Why Piles Come Back and How to Prevent It
Hemorrhoids can recur even after successful treatment because the conditions that caused them in the first place tend to persist. The most significant risk factor for recurrence is constipation, which roughly doubles the odds. Other factors include higher body weight, sedentary behavior, older age, and male gender. For women, pregnancy and the number of births are the strongest predictors.
Prevention comes down to keeping stools soft and easy to pass. That means consistently hitting your daily fiber target, staying hydrated, and avoiding prolonged sitting on the toilet. Regular physical activity also helps by promoting healthy bowel function and reducing pressure on the veins in the rectal area. If you’ve been treated for hemorrhoids before, these habits aren’t optional extras. They’re the difference between a lasting cure and a repeat visit.
Maintaining a healthy weight matters too. The research shows a clear dose-response relationship: higher BMI categories correspond to higher recurrence risk. Even modest weight loss can reduce the abdominal pressure that contributes to hemorrhoid formation.
Matching Treatment to Severity
The practical answer to whether piles are curable depends on matching the right approach to your situation:
- Grade I: Fiber, hydration, and sitz baths often resolve symptoms entirely. Infrared coagulation or banding if they persist.

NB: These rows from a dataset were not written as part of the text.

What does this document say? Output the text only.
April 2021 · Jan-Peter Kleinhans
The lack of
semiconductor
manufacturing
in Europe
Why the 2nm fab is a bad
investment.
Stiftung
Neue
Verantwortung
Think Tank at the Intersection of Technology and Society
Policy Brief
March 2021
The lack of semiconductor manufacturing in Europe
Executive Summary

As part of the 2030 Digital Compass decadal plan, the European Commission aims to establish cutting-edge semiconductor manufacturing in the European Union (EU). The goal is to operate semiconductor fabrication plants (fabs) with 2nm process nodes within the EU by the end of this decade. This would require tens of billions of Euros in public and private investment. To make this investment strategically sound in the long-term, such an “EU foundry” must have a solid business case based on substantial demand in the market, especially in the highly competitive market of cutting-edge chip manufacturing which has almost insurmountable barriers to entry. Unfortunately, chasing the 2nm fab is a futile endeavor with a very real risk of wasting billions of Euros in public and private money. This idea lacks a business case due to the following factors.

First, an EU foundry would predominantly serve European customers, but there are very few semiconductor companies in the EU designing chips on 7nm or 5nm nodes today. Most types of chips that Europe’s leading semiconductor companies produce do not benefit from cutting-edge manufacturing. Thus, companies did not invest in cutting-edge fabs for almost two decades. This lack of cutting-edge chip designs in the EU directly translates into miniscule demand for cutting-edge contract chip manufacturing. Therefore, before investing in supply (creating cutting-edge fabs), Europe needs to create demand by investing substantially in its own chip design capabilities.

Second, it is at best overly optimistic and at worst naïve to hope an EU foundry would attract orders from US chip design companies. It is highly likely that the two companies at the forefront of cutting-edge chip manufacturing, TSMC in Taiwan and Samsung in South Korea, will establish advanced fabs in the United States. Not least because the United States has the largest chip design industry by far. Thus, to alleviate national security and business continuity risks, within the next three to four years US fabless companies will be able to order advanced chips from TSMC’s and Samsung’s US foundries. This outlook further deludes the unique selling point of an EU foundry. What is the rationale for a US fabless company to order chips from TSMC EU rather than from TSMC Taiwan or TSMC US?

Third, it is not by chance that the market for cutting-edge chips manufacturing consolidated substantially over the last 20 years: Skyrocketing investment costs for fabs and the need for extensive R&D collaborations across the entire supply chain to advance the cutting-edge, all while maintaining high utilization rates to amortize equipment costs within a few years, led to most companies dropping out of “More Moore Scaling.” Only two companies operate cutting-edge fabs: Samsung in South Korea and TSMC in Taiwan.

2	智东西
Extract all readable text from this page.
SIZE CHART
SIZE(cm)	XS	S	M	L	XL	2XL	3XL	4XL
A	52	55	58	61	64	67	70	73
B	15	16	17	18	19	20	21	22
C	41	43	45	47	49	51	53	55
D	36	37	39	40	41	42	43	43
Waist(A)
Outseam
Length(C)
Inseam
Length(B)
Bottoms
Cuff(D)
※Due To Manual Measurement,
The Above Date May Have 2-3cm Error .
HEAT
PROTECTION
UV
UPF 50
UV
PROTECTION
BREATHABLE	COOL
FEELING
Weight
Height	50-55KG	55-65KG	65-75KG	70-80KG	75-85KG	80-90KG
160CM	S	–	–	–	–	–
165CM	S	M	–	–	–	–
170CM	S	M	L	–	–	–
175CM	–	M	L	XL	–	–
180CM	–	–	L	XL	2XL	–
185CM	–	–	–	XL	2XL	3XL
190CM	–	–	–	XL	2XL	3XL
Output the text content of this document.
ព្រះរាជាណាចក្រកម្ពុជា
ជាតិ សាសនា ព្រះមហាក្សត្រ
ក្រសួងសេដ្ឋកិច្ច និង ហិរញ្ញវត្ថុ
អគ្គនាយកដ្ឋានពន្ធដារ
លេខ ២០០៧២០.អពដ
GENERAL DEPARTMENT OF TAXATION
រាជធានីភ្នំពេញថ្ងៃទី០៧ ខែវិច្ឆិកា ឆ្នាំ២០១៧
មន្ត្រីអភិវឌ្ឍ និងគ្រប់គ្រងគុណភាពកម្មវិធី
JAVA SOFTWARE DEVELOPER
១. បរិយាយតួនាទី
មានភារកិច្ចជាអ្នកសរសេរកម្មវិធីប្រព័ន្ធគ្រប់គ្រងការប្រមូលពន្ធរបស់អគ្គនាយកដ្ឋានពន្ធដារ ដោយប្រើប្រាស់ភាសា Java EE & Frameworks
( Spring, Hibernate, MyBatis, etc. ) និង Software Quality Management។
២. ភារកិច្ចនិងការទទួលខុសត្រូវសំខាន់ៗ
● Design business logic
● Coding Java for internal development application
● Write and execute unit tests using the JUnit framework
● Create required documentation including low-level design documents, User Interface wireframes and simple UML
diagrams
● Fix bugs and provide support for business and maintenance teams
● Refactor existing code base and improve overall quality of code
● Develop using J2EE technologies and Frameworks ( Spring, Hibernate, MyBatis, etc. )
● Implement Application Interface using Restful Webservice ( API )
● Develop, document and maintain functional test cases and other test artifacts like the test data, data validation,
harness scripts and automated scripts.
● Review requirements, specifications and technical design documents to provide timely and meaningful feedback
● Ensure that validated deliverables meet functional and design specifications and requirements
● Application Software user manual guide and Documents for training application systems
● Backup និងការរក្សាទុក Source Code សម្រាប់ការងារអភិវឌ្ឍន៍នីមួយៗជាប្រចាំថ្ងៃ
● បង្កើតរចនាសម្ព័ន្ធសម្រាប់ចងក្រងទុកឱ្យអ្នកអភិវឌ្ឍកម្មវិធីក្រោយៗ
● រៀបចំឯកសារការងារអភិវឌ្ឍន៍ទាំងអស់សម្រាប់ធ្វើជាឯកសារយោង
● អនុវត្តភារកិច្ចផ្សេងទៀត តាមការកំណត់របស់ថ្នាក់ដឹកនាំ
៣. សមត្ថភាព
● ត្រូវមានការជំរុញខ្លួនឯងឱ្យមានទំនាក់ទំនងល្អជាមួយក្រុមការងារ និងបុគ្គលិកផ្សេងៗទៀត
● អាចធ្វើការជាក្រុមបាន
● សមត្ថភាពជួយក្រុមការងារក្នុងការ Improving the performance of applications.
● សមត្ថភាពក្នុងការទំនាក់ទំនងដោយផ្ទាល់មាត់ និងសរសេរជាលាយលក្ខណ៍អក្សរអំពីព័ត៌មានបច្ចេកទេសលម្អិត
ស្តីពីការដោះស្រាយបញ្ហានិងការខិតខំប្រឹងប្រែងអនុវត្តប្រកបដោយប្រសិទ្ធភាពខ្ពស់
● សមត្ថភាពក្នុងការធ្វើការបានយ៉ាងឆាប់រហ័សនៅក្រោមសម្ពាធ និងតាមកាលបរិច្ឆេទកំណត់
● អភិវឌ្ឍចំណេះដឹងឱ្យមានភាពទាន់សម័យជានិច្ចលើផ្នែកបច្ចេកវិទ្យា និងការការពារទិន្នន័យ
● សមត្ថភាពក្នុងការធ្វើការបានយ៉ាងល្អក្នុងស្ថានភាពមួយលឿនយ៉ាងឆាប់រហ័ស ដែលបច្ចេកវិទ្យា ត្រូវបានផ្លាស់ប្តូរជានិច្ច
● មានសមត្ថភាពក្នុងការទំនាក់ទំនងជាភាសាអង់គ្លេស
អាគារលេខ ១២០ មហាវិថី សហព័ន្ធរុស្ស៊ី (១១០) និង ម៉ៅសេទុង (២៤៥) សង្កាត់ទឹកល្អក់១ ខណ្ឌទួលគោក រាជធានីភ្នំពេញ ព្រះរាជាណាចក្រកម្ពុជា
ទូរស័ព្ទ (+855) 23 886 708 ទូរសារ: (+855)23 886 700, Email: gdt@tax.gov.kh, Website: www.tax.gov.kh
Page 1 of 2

- Grade II: Rubber band ligation is the go-to, with success rates around 70% to 80%. Artery ligation is another effective option with less pain.
- Grade III: Banding can still work, but surgery (conventional hemorrhoidectomy) offers the most reliable long-term cure.
- Grade IV: Surgery is typically necessary. Conventional hemorrhoidectomy provides the best durability.
At every grade, the condition is treatable. The earlier you act, the simpler and less invasive the solution. And regardless of which treatment you receive, long-term success depends on the daily habits that keep your digestive system running smoothly.